Jonchaies est une œuvre que l’on aime à qualifier de saisissante. La danse ne peut qu’être tentée de la saisir à bras le corps, de s’enchevêtrer dans cette grandiose forêt de joncs soumise à la violence des percussions, des cuivres, de leur puissance, de leurs grands écarts, de s’enrouler à elle, de chercher à se frayer son chemin dans cette musique si impétueuse et si intense.
Jean-Claude Gallotta
Hommage à Angela Davis sur les Six pièces pour orchestre, op.6
Crées en 1913 à Vienne, deux mois avant le Sacre du Printemps à Paris, les Six pièces pour orchestre, op.6 d’Anton Webern, provoquent également cette année-là un énorme scandale artistique. Aujourd’hui, elle est pour moi une pièce qui apprend à écouter, qui apprend à percevoir la richesse que peuvent contenir trois simples notes, peut-être comme la danse contemporaine essaie de faire « entendre » ce que recèle un simple geste.

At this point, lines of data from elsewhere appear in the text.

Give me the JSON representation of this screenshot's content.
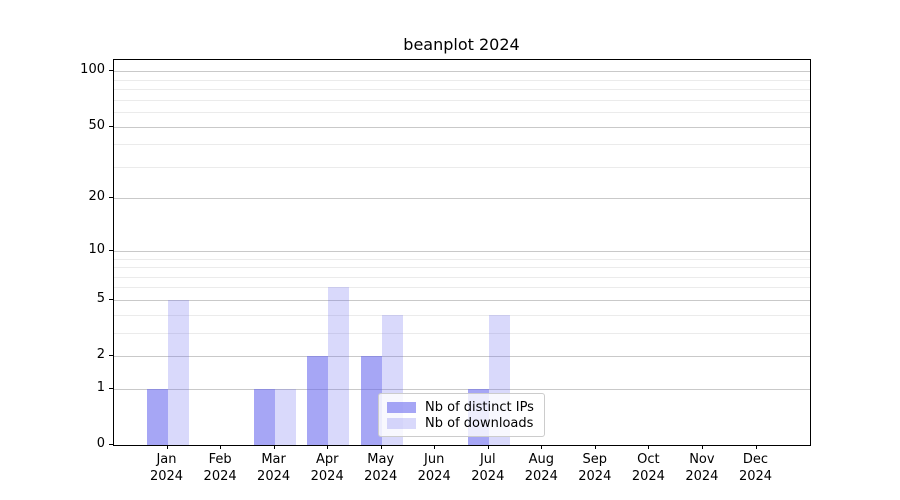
{
  "title": "beanplot 2024",
  "chart_data": {
    "type": "bar",
    "title": "beanplot 2024",
    "categories": [
      "Jan",
      "Feb",
      "Mar",
      "Apr",
      "May",
      "Jun",
      "Jul",
      "Aug",
      "Sep",
      "Oct",
      "Nov",
      "Dec"
    ],
    "year_label": "2024",
    "series": [
      {
        "name": "Nb of distinct IPs",
        "color": "rgba(102,102,238,0.58)",
        "values": [
          1,
          0,
          1,
          2,
          2,
          0,
          1,
          0,
          0,
          0,
          0,
          0
        ]
      },
      {
        "name": "Nb of downloads",
        "color": "rgba(102,102,238,0.25)",
        "values": [
          5,
          0,
          1,
          6,
          4,
          0,
          4,
          0,
          0,
          0,
          0,
          0
        ]
      }
    ],
    "yscale": "log1p",
    "ylim": [
      0,
      115
    ],
    "y_major_ticks": [
      0,
      1,
      2,
      5,
      10,
      20,
      50,
      100
    ],
    "y_minor_ticks": [
      3,
      4,
      6,
      7,
      8,
      9,
      30,
      40,
      60,
      70,
      80,
      90
    ],
    "grid": true,
    "legend_position": "lower center",
    "colors": {
      "grid_major": "#c9c9c9",
      "grid_minor": "#ebebeb",
      "axis": "#000000",
      "legend_border": "#cccccc"
    }
  }
}
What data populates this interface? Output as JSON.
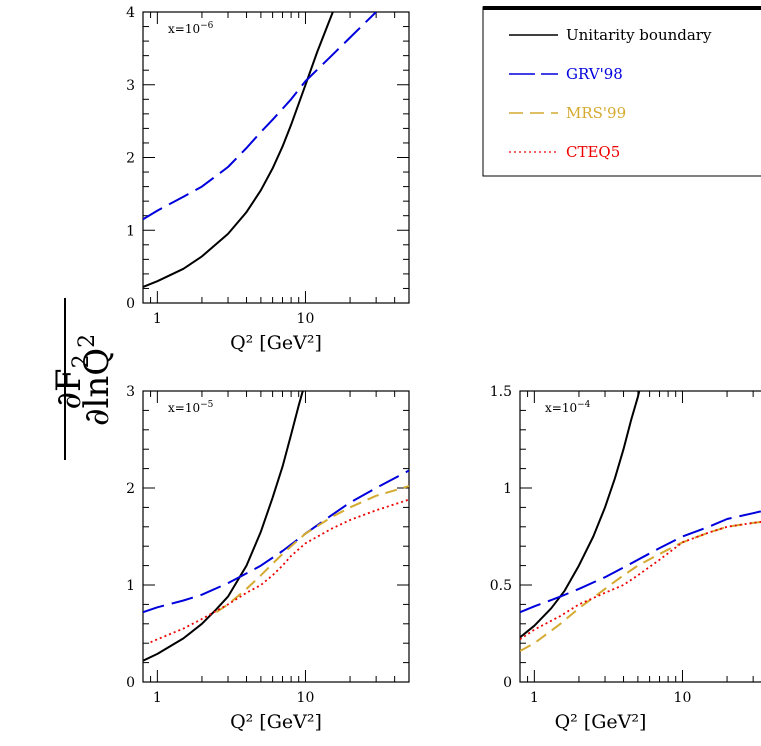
{
  "ylabel": {
    "numerator": "∂F",
    "numerator_sub": "2",
    "denominator": "∂lnQ",
    "denominator_sup": "2"
  },
  "legend": {
    "items": [
      {
        "label": "Unitarity boundary",
        "color": "#000000",
        "style": "solid"
      },
      {
        "label": "GRV'98",
        "color": "#0000dd",
        "style": "longdash"
      },
      {
        "label": "MRS'99",
        "color": "#d4aa30",
        "style": "dash"
      },
      {
        "label": "CTEQ5",
        "color": "#ee0000",
        "style": "dot"
      }
    ]
  },
  "chart_data": [
    {
      "type": "line",
      "panel_label": "x=10",
      "panel_label_exp": "−6",
      "xlabel": "Q² [GeV²]",
      "xscale": "log",
      "xlim": [
        0.8,
        50
      ],
      "ylim": [
        0,
        4
      ],
      "xticks": [
        {
          "v": 1,
          "label": "1"
        },
        {
          "v": 10,
          "label": "10"
        }
      ],
      "yticks": [
        {
          "v": 0,
          "label": "0"
        },
        {
          "v": 1,
          "label": "1"
        },
        {
          "v": 2,
          "label": "2"
        },
        {
          "v": 3,
          "label": "3"
        },
        {
          "v": 4,
          "label": "4"
        }
      ],
      "series": [
        {
          "name": "Unitarity boundary",
          "x": [
            0.8,
            1.0,
            1.5,
            2.0,
            3.0,
            4.0,
            5.0,
            6.0,
            7.0,
            8.0,
            10.0,
            12.0,
            14.0,
            16.0,
            18.0
          ],
          "y": [
            0.22,
            0.3,
            0.47,
            0.64,
            0.95,
            1.25,
            1.55,
            1.85,
            2.15,
            2.45,
            3.0,
            3.45,
            3.8,
            4.1,
            4.4
          ]
        },
        {
          "name": "GRV'98",
          "x": [
            0.8,
            1.0,
            1.5,
            2.0,
            3.0,
            4.0,
            5.0,
            6.0,
            8.0,
            10.0,
            15.0,
            20.0,
            30.0
          ],
          "y": [
            1.15,
            1.27,
            1.46,
            1.6,
            1.87,
            2.13,
            2.35,
            2.52,
            2.8,
            3.05,
            3.4,
            3.65,
            4.0
          ]
        }
      ]
    },
    {
      "type": "line",
      "panel_label": "x=10",
      "panel_label_exp": "−5",
      "xlabel": "Q² [GeV²]",
      "xscale": "log",
      "xlim": [
        0.8,
        50
      ],
      "ylim": [
        0,
        3
      ],
      "xticks": [
        {
          "v": 1,
          "label": "1"
        },
        {
          "v": 10,
          "label": "10"
        }
      ],
      "yticks": [
        {
          "v": 0,
          "label": "0"
        },
        {
          "v": 1,
          "label": "1"
        },
        {
          "v": 2,
          "label": "2"
        },
        {
          "v": 3,
          "label": "3"
        }
      ],
      "series": [
        {
          "name": "Unitarity boundary",
          "x": [
            0.8,
            1.0,
            1.5,
            2.0,
            2.5,
            3.0,
            4.0,
            5.0,
            6.0,
            7.0,
            8.0,
            9.0,
            10.0
          ],
          "y": [
            0.22,
            0.29,
            0.45,
            0.6,
            0.75,
            0.88,
            1.2,
            1.55,
            1.9,
            2.22,
            2.55,
            2.85,
            3.1
          ]
        },
        {
          "name": "GRV'98",
          "x": [
            0.8,
            1.0,
            1.5,
            2.0,
            3.0,
            4.0,
            5.0,
            7.0,
            10.0,
            15.0,
            20.0,
            30.0,
            50.0
          ],
          "y": [
            0.72,
            0.77,
            0.84,
            0.9,
            1.02,
            1.12,
            1.2,
            1.35,
            1.53,
            1.72,
            1.85,
            2.0,
            2.18
          ]
        },
        {
          "name": "MRS'99",
          "x": [
            2.5,
            3.0,
            4.0,
            5.0,
            6.0,
            7.0,
            8.0,
            10.0,
            15.0,
            20.0,
            30.0,
            50.0
          ],
          "y": [
            0.72,
            0.8,
            0.96,
            1.1,
            1.22,
            1.32,
            1.4,
            1.53,
            1.7,
            1.8,
            1.92,
            2.02
          ]
        },
        {
          "name": "CTEQ5",
          "x": [
            0.9,
            1.0,
            1.5,
            2.0,
            3.0,
            4.0,
            5.0,
            6.0,
            7.0,
            8.0,
            10.0,
            15.0,
            20.0,
            30.0,
            50.0
          ],
          "y": [
            0.41,
            0.44,
            0.55,
            0.65,
            0.8,
            0.92,
            1.0,
            1.1,
            1.2,
            1.3,
            1.43,
            1.58,
            1.67,
            1.77,
            1.88
          ]
        }
      ]
    },
    {
      "type": "line",
      "panel_label": "x=10",
      "panel_label_exp": "−4",
      "xlabel": "Q² [GeV²]",
      "xscale": "log",
      "xlim": [
        0.8,
        50
      ],
      "ylim": [
        0,
        1.5
      ],
      "xticks": [
        {
          "v": 1,
          "label": "1"
        },
        {
          "v": 10,
          "label": "10"
        }
      ],
      "yticks": [
        {
          "v": 0,
          "label": "0"
        },
        {
          "v": 0.5,
          "label": "0.5"
        },
        {
          "v": 1,
          "label": "1"
        },
        {
          "v": 1.5,
          "label": "1.5"
        }
      ],
      "series": [
        {
          "name": "Unitarity boundary",
          "x": [
            0.8,
            1.0,
            1.3,
            1.6,
            2.0,
            2.5,
            3.0,
            3.5,
            4.0,
            4.5,
            5.0,
            5.3
          ],
          "y": [
            0.23,
            0.29,
            0.38,
            0.47,
            0.6,
            0.75,
            0.9,
            1.05,
            1.2,
            1.35,
            1.47,
            1.55
          ]
        },
        {
          "name": "GRV'98",
          "x": [
            0.8,
            1.0,
            1.5,
            2.0,
            3.0,
            4.0,
            5.0,
            7.0,
            10.0,
            15.0,
            20.0,
            30.0,
            50.0
          ],
          "y": [
            0.36,
            0.39,
            0.44,
            0.48,
            0.54,
            0.59,
            0.63,
            0.69,
            0.75,
            0.8,
            0.84,
            0.87,
            0.91
          ]
        },
        {
          "name": "MRS'99",
          "x": [
            0.8,
            1.0,
            1.5,
            2.0,
            3.0,
            4.0,
            5.0,
            7.0,
            10.0,
            15.0,
            20.0,
            30.0,
            50.0
          ],
          "y": [
            0.16,
            0.2,
            0.3,
            0.38,
            0.48,
            0.55,
            0.6,
            0.66,
            0.72,
            0.77,
            0.8,
            0.82,
            0.84
          ]
        },
        {
          "name": "CTEQ5",
          "x": [
            0.8,
            1.0,
            1.5,
            2.0,
            3.0,
            4.0,
            5.0,
            7.0,
            10.0,
            15.0,
            20.0,
            30.0,
            50.0
          ],
          "y": [
            0.22,
            0.27,
            0.34,
            0.4,
            0.46,
            0.5,
            0.55,
            0.63,
            0.72,
            0.77,
            0.8,
            0.82,
            0.84
          ]
        }
      ]
    }
  ]
}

Avec ce solo (dansé par Ximena Figueroa), je rends hommage à Angela Davis qui bouscula si fort les ordres établis. Elle est un écho possible à la brèche qu’ouvrit la musique de Webern après la Deuxième guerre mondiale, où l’art et la société, ayant échoué à empêcher la monstruosité des hommes à se développer, « ne pouvant plus être comme avant », se devaient d’entreprendre des révolutions sur tous les fronts.
Jean-Claude Gallotta
Le Sacre du printemps
Chaque chorégraphe porte un Sacre en lui. Celui de Jean-Claude Gallotta vient de loin, du pensionnat où ce vieux professeur de musique lui fait entendre l’œuvre pour la première fois sur un vieux tourne-disque trop sillonné. Les images l’emportent. Des figures séraphiques, des ombres sensuelles, des corps tourmentés, des éveils interdits, des émois inexpliqués, des palpitations troublantes.

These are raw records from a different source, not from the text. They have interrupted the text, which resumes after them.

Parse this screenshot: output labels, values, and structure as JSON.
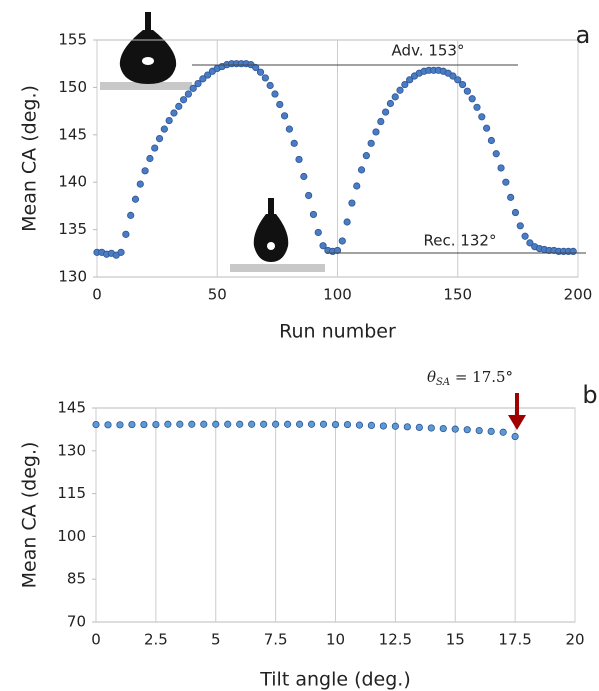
{
  "chart_data": [
    {
      "type": "scatter",
      "panel_label": "a",
      "annotations": [
        "Adv. 153°",
        "Rec. 132°"
      ],
      "xlabel": "Run number",
      "ylabel": "Mean CA (deg.)",
      "xlim": [
        0,
        200
      ],
      "xticks": [
        0,
        50,
        100,
        150,
        200
      ],
      "ylim": [
        130,
        155
      ],
      "yticks": [
        130,
        135,
        140,
        145,
        150,
        155
      ],
      "grid": true,
      "series": [
        {
          "color": "#4a7cc4",
          "x": [
            0,
            2,
            4,
            6,
            8,
            10,
            12,
            14,
            16,
            18,
            20,
            22,
            24,
            26,
            28,
            30,
            32,
            34,
            36,
            38,
            40,
            42,
            44,
            46,
            48,
            50,
            52,
            54,
            56,
            58,
            60,
            62,
            64,
            66,
            68,
            70,
            72,
            74,
            76,
            78,
            80,
            82,
            84,
            86,
            88,
            90,
            92,
            94,
            96,
            98,
            100,
            102,
            104,
            106,
            108,
            110,
            112,
            114,
            116,
            118,
            120,
            122,
            124,
            126,
            128,
            130,
            132,
            134,
            136,
            138,
            140,
            142,
            144,
            146,
            148,
            150,
            152,
            154,
            156,
            158,
            160,
            162,
            164,
            166,
            168,
            170,
            172,
            174,
            176,
            178,
            180,
            182,
            184,
            186,
            188,
            190,
            192,
            194,
            196,
            198
          ],
          "values": [
            132.6,
            132.6,
            132.4,
            132.5,
            132.3,
            132.6,
            134.5,
            136.5,
            138.2,
            139.8,
            141.2,
            142.5,
            143.6,
            144.6,
            145.6,
            146.5,
            147.3,
            148.0,
            148.7,
            149.3,
            149.9,
            150.4,
            150.9,
            151.3,
            151.7,
            152.0,
            152.2,
            152.4,
            152.5,
            152.5,
            152.5,
            152.5,
            152.4,
            152.1,
            151.6,
            151.0,
            150.2,
            149.3,
            148.2,
            147.0,
            145.6,
            144.1,
            142.4,
            140.6,
            138.6,
            136.6,
            134.7,
            133.3,
            132.8,
            132.7,
            132.8,
            133.8,
            135.8,
            137.8,
            139.6,
            141.3,
            142.8,
            144.1,
            145.3,
            146.4,
            147.4,
            148.3,
            149.0,
            149.7,
            150.3,
            150.8,
            151.2,
            151.5,
            151.7,
            151.8,
            151.8,
            151.8,
            151.7,
            151.5,
            151.2,
            150.8,
            150.3,
            149.6,
            148.8,
            147.9,
            146.9,
            145.7,
            144.4,
            143.0,
            141.5,
            140.0,
            138.4,
            136.8,
            135.4,
            134.3,
            133.6,
            133.2,
            133.0,
            132.9,
            132.8,
            132.8,
            132.7,
            132.7,
            132.7,
            132.7
          ]
        }
      ]
    },
    {
      "type": "scatter",
      "panel_label": "b",
      "annotation": {
        "symbol": "θ",
        "subscript": "SA",
        "text": " = 17.5°"
      },
      "xlabel": "Tilt angle (deg.)",
      "ylabel": "Mean CA (deg.)",
      "xlim": [
        0,
        20
      ],
      "xticks": [
        0,
        2.5,
        5,
        7.5,
        10,
        12.5,
        15,
        17.5,
        20
      ],
      "ylim": [
        70,
        145
      ],
      "yticks": [
        70,
        85,
        100,
        115,
        130,
        145
      ],
      "grid": true,
      "series": [
        {
          "color": "#5b9bd5",
          "x": [
            0,
            0.5,
            1,
            1.5,
            2,
            2.5,
            3,
            3.5,
            4,
            4.5,
            5,
            5.5,
            6,
            6.5,
            7,
            7.5,
            8,
            8.5,
            9,
            9.5,
            10,
            10.5,
            11,
            11.5,
            12,
            12.5,
            13,
            13.5,
            14,
            14.5,
            15,
            15.5,
            16,
            16.5,
            17,
            17.5
          ],
          "values": [
            139.2,
            139.1,
            139.1,
            139.2,
            139.2,
            139.2,
            139.3,
            139.3,
            139.3,
            139.3,
            139.3,
            139.3,
            139.3,
            139.3,
            139.3,
            139.3,
            139.3,
            139.3,
            139.3,
            139.3,
            139.2,
            139.2,
            139.0,
            138.9,
            138.7,
            138.6,
            138.4,
            138.2,
            138.0,
            137.8,
            137.6,
            137.4,
            137.1,
            136.8,
            136.5,
            135.0
          ]
        }
      ]
    }
  ]
}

C’est alors qu’il chorégraphiait la dernière séquence de son spectacle précédent, l’Homme à tête de chou d’après l’album de Serge Gainsbourg, que lui sont revenus ces souvenirs. Par quelle voie secrète ? Par la silhouette de Marilou traversant la scène comme l’Élue de Stravinsky, toutes deux mêmement offertes à la mort ? Par la musique de Gainsbourg nourrie, parfois clandestinement, de références classiques ? Par la vitalité de ses danseurs dont il lui paraissait indispensable de prolonger la flamme? En guise de réponse, le Sacre s’est alors imposé comme le second volet du diptyque commencé avec l’Homme à tête de chou : mêmes danseurs, même lumière sélénienne, mêmes énergies venues directement de la musique.

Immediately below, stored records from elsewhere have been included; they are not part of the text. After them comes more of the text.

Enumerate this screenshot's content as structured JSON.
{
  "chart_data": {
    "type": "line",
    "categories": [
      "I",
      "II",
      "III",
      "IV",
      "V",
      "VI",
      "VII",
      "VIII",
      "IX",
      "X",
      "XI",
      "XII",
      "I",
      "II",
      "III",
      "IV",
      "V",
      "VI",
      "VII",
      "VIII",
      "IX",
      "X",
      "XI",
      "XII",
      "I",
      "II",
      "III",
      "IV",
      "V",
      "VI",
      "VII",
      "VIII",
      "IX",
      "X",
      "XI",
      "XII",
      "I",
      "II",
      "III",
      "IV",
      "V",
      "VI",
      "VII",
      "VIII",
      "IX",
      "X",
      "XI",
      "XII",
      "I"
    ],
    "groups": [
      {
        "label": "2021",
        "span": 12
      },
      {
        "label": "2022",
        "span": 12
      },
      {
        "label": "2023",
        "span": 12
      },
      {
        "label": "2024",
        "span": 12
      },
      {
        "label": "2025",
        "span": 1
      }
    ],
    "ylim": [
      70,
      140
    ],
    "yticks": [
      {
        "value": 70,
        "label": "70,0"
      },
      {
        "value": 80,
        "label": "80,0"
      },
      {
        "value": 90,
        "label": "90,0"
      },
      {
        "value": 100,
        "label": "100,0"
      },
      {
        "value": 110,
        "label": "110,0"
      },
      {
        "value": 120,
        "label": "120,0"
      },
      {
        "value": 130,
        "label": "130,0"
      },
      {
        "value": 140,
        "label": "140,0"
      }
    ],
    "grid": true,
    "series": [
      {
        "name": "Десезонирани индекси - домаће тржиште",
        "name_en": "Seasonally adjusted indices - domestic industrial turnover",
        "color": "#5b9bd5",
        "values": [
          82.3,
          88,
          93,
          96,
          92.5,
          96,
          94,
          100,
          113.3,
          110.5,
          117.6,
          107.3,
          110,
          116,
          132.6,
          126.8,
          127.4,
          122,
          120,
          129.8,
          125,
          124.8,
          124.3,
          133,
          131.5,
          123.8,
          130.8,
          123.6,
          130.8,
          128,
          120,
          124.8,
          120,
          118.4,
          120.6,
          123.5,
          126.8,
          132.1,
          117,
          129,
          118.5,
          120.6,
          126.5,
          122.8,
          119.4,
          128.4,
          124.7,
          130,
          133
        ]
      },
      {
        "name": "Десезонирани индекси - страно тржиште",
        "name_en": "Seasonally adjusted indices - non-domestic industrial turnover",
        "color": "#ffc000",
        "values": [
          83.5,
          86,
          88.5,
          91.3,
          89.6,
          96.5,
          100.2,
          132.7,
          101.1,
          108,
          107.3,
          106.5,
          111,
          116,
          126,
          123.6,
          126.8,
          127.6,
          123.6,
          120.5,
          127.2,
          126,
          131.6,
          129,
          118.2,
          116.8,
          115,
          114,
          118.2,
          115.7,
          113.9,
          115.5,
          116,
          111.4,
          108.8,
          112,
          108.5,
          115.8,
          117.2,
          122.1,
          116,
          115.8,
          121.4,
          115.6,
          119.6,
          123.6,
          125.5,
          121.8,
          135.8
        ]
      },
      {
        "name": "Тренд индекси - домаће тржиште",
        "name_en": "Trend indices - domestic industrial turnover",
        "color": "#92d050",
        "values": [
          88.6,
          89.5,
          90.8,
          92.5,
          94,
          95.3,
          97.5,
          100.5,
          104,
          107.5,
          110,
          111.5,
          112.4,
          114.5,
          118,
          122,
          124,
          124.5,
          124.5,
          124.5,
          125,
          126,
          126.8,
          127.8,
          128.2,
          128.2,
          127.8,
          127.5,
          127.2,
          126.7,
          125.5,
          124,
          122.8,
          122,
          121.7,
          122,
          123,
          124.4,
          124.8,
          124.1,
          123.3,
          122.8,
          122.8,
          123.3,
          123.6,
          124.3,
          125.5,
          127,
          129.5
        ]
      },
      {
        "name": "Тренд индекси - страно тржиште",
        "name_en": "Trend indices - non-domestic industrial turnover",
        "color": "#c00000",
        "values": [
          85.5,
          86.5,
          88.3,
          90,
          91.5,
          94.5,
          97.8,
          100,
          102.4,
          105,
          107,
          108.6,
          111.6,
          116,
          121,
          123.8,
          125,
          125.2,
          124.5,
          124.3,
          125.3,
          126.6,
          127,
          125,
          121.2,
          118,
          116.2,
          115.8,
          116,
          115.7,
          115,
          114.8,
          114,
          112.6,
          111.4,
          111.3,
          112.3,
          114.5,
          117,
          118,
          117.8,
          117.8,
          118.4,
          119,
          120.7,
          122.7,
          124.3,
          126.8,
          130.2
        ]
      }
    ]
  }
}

Le Sacre, « cérémonie païenne », ne comporte pas d’anecdote, pas d’intrigue. Jean-Claude Gallotta ajoute : pas d’Élue, ou du moins pas d’Élue unique, glorifiée puis sacrifiée. Chaque interprète féminine est « éligible », tour à tour, histoire de rétorquer à « l’obscur pouvoir discrétionnaire » des dieux, des hommes et des pouvoirs.